Re: a few questions from high level consumer documentation.

2013-05-13 Thread Jun Rao
You understanding is correct. There should be no message loss, unless the #
of correlated failures is larger than the replication factor.

Thanks,

Jun


On Mon, May 13, 2013 at 8:46 AM, Yu, Libo  wrote:

> Thanks for answering my questions. Now I know why the offset is saved in
> zookeepers.
> If a consumer group has only one consumer, when it fails and restarts, I
> assume it starts
> consuming from the offset saved in the zookeeper. Is that right?
> If that is the case, then the consumer client does not need to worry about
> duplicate
> Messages. Is there any chance that messages will be lost ?
>
>
>
>
>
>
> Regards,
>
> Libo
>
>


Re: a few questions from high level consumer documentation.

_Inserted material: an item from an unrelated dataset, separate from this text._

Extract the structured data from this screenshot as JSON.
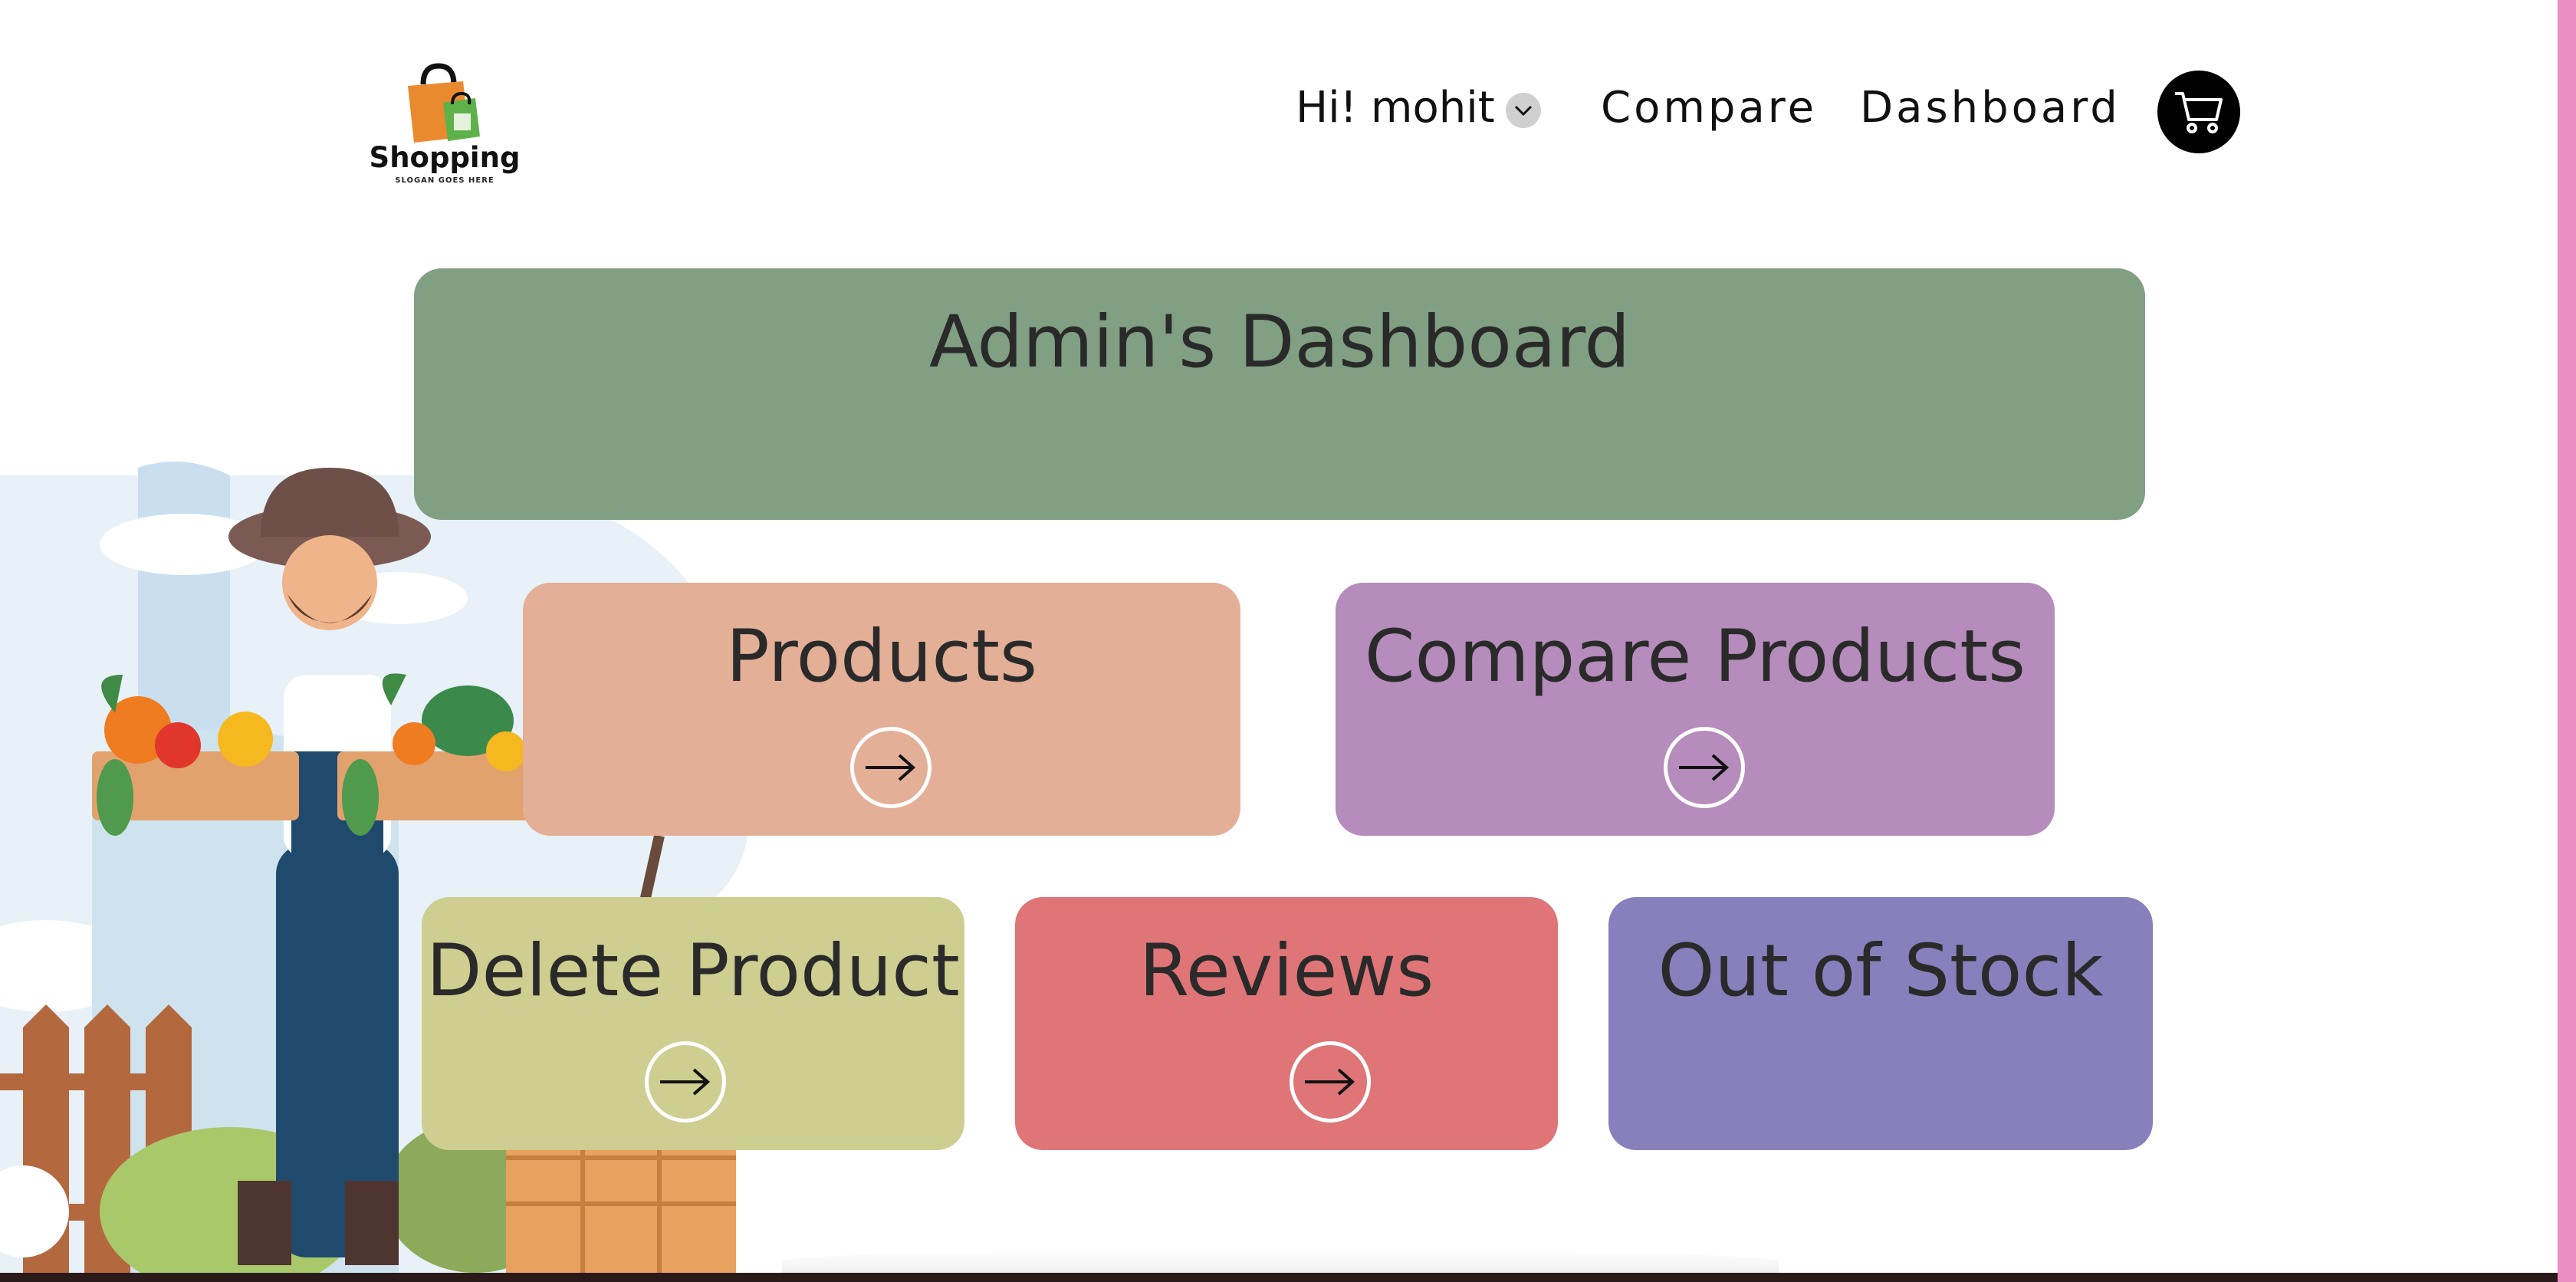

2013-05-13 Thread Yu, Libo
Thanks for answering my questions. Now I know why the offset is saved in 
zookeepers.
If a consumer group has only one consumer, when it fails and restarts, I assume 
it starts
consuming from the offset saved in the zookeeper. Is that right?
If that is the case, then the consumer client does not need to worry about 
duplicate
Messages. Is there any chance that messages will be lost ?






Regards,

Libo



Re: a few questions from high level consumer documentation.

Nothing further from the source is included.